已知 4NH3(g) + 3O2(g) ------> 2N2(g) + 6H2O(l) delta H = -1536 kJ
N2O(g) + H2(g) -------> N2(g) + H2O(l) delta H = -367.4 kJ
H2(g) + 1/2 O2(g) -------> H2O delta H = -285.9 kJ
利用以上條件求出 2NH3(g) + 3N2O ------> 4N2(g) + 3H2O之delta H = ?

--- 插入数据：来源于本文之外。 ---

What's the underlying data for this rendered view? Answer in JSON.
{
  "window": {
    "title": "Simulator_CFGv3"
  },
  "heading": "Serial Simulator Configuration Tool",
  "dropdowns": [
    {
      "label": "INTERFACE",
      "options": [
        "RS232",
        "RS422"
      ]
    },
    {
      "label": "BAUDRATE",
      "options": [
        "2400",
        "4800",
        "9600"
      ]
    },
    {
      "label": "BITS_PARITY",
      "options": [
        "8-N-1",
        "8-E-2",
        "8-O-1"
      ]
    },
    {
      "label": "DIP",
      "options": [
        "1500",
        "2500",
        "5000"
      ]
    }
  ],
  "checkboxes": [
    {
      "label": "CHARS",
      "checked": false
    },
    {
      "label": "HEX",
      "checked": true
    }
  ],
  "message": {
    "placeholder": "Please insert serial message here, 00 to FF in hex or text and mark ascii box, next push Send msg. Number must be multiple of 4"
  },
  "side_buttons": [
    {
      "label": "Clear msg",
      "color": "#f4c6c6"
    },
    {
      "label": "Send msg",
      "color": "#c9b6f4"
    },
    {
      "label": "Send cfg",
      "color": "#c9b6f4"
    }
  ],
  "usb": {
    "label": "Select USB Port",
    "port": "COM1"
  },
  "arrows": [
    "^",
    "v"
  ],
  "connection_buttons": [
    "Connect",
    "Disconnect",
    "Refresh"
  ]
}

P.S. 我計算到的答案是 -1010kJ ,不知道是否正確呢?
2007-02-13 16:47:27 · 2 個解答 · 發問者 Anonymous in 科學 ➔ 化學
在 AL 的 marking schemes 中,若題目不要求繪畫波恩-哈柏循環(Born-Haber cycle),可以使用赫斯定律(Hess’ law)把數條熱力學方程式(thermochemical equations)相加起來,計算所求焓變。這方法較為簡單。
2NH3(g) + (3/2)O2(g) → N2(g) + 3H2O(l) .... ∆H1 = (1/2)(-1536) kJ
3N2O(g) + 3H2(g) → 3N2(g) + 3H2O(l) .. ∆H2 = 3(-367.4) kJ
3H2O(l) → 3H2(g) + (3/2)O2(g) ........................ ∆H3 = (-3)(-285.9) kJ
把以上三條熱力學方程式相加,約去兩邊相同的物質,可得:
2NH3(g) + 3N2O(g) → 4 N2(g) + 3H2O(l) ∆H = ?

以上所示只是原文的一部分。